Now’s Not the Time to Crunch Credit Cards
A WSJ op ed today predicts that there will be an almost 60 percent contraction in credit card lines. I don’t know whether that number is precisely right but it is clear that banks are sharply reducing the availability of credit card lines. They are doing so in part for very good reasons and they would be nuts not to.
Lots of previously creditworthy borrows before simply aren’t anymore and the last thing banks need is more bad debt. But there is a risk that the combination of overreaction and bad public policies will reduce lending too far. The freezing of consumer and business credit markets is considered by many economists to be the problem at the core of the financial crisis and getting credit moving again is critical.

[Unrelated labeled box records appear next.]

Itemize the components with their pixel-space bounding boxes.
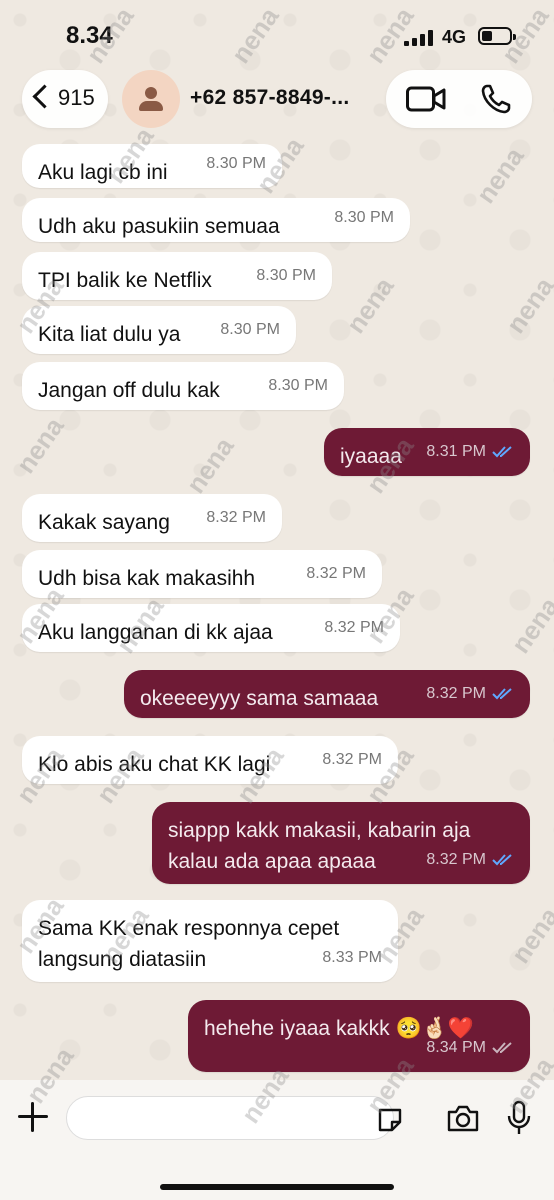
unread-count: 915 xyxy=(58,85,95,110)
message-time: 8.30 PM xyxy=(334,209,394,226)
message-meta: 8.31 PM xyxy=(426,436,514,467)
incoming-message[interactable]: Aku lagi cb ini 8.30 PM xyxy=(22,144,282,188)
message-time: 8.33 PM xyxy=(322,949,382,966)
status-bar: 8.34 4G xyxy=(0,0,554,70)
avatar[interactable] xyxy=(122,70,180,128)
message-time: 8.31 PM xyxy=(426,443,486,460)
read-receipt-icon xyxy=(492,446,512,458)
contact-name[interactable]: +62 857-8849-... xyxy=(190,86,350,110)
read-receipt-icon xyxy=(492,688,512,700)
message-meta: 8.32 PM xyxy=(426,678,514,709)
chat-header: 915 +62 857-8849-... xyxy=(0,68,554,130)
incoming-message[interactable]: Jangan off dulu kak 8.30 PM xyxy=(22,362,344,410)
message-meta: 8.32 PM xyxy=(426,844,514,875)
incoming-message[interactable]: TPI balik ke Netflix 8.30 PM xyxy=(22,252,332,300)
person-icon xyxy=(145,87,157,99)
message-meta: 8.30 PM xyxy=(206,148,266,179)
microphone-icon[interactable] xyxy=(506,1100,532,1136)
message-list[interactable]: Aku lagi cb ini 8.30 PM Udh aku pasukiin s… xyxy=(0,130,554,1080)
camera-icon[interactable] xyxy=(446,1104,480,1132)
message-time: 8.32 PM xyxy=(426,851,486,868)
message-meta: 8.30 PM xyxy=(256,260,316,291)
delivered-receipt-icon xyxy=(492,1042,512,1054)
message-time: 8.32 PM xyxy=(426,685,486,702)
battery-icon xyxy=(478,27,516,45)
message-meta: 8.30 PM xyxy=(220,314,280,345)
back-button[interactable]: 915 xyxy=(22,70,108,128)
plus-icon[interactable] xyxy=(18,1102,48,1132)
message-meta: 8.30 PM xyxy=(334,202,394,233)
video-call-icon[interactable] xyxy=(406,86,446,112)
message-time: 8.30 PM xyxy=(220,321,280,338)
message-time: 8.32 PM xyxy=(306,565,366,582)
incoming-message[interactable]: Kakak sayang 8.32 PM xyxy=(22,494,282,542)
message-time: 8.32 PM xyxy=(206,509,266,526)
incoming-message[interactable]: Klo abis aku chat KK lagi 8.32 PM xyxy=(22,736,398,784)
message-time: 8.32 PM xyxy=(322,751,382,768)
message-meta: 8.32 PM xyxy=(206,502,266,533)
message-meta: 8.33 PM xyxy=(322,942,382,973)
home-indicator xyxy=(160,1184,394,1190)
incoming-message[interactable]: Aku langganan di kk ajaa 8.32 PM xyxy=(22,604,400,652)
message-time: 8.32 PM xyxy=(324,619,384,636)
status-time: 8.34 xyxy=(66,22,113,49)
read-receipt-icon xyxy=(492,854,512,866)
phone-call-icon[interactable] xyxy=(480,83,512,115)
message-meta: 8.34 PM xyxy=(426,1032,514,1063)
message-meta: 8.32 PM xyxy=(306,558,366,589)
composer-bar xyxy=(0,1080,554,1200)
message-time: 8.30 PM xyxy=(256,267,316,284)
outgoing-message[interactable]: hehehe iyaaa kakkk 🥺🤞🏻❤️ 8.34 PM xyxy=(188,1000,530,1072)
message-time: 8.30 PM xyxy=(206,155,266,172)
incoming-message[interactable]: Kita liat dulu ya 8.30 PM xyxy=(22,306,296,354)
outgoing-message[interactable]: okeeeeyyy sama samaaa 8.32 PM xyxy=(124,670,530,718)
incoming-message[interactable]: Udh aku pasukiin semuaa 8.30 PM xyxy=(22,198,410,242)
chevron-left-icon xyxy=(32,84,57,109)
outgoing-message[interactable]: siappp kakk makasii, kabarin aja kalau a… xyxy=(152,802,530,884)
call-actions xyxy=(386,70,532,128)
message-meta: 8.32 PM xyxy=(322,744,382,775)
incoming-message[interactable]: Sama KK enak responnya cepet langsung di… xyxy=(22,900,398,982)
network-label: 4G xyxy=(442,27,467,47)
sticker-icon[interactable] xyxy=(376,1106,404,1134)
message-input[interactable] xyxy=(66,1096,394,1140)
outgoing-message[interactable]: iyaaaa 8.31 PM xyxy=(324,428,530,476)
message-meta: 8.30 PM xyxy=(268,370,328,401)
incoming-message[interactable]: Udh bisa kak makasihh 8.32 PM xyxy=(22,550,382,598)
signal-icon xyxy=(404,30,436,46)
message-time: 8.30 PM xyxy=(268,377,328,394)
message-time: 8.34 PM xyxy=(426,1039,486,1056)
message-meta: 8.32 PM xyxy=(324,612,384,643)
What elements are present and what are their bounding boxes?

Credit cards have been extremely important for people to manage fluctuating income, especially early in their lifecycles, and has been critical to new small businesses that have used small loans from their credit cards to finance businesses. Now isn’t the time for the government to be imposing regulations on banks—the Unfair and Deceptive Acts of Practices (UDAP) bill is an example—that will encourage banks to further restrict the supply of credit. UDAP should be reconsidered in light of the current crisis. Rather than talking about accelerating its adoption we should be thinking about putting a moratorium on any regulations that will further restrict the supply of credit.
There is simply no evidence that the availability of credit card loans had anything to do with the financial crisis, and there are lots of reasons to believe that making relatively small loans available to people through credit cards has become increasingly important.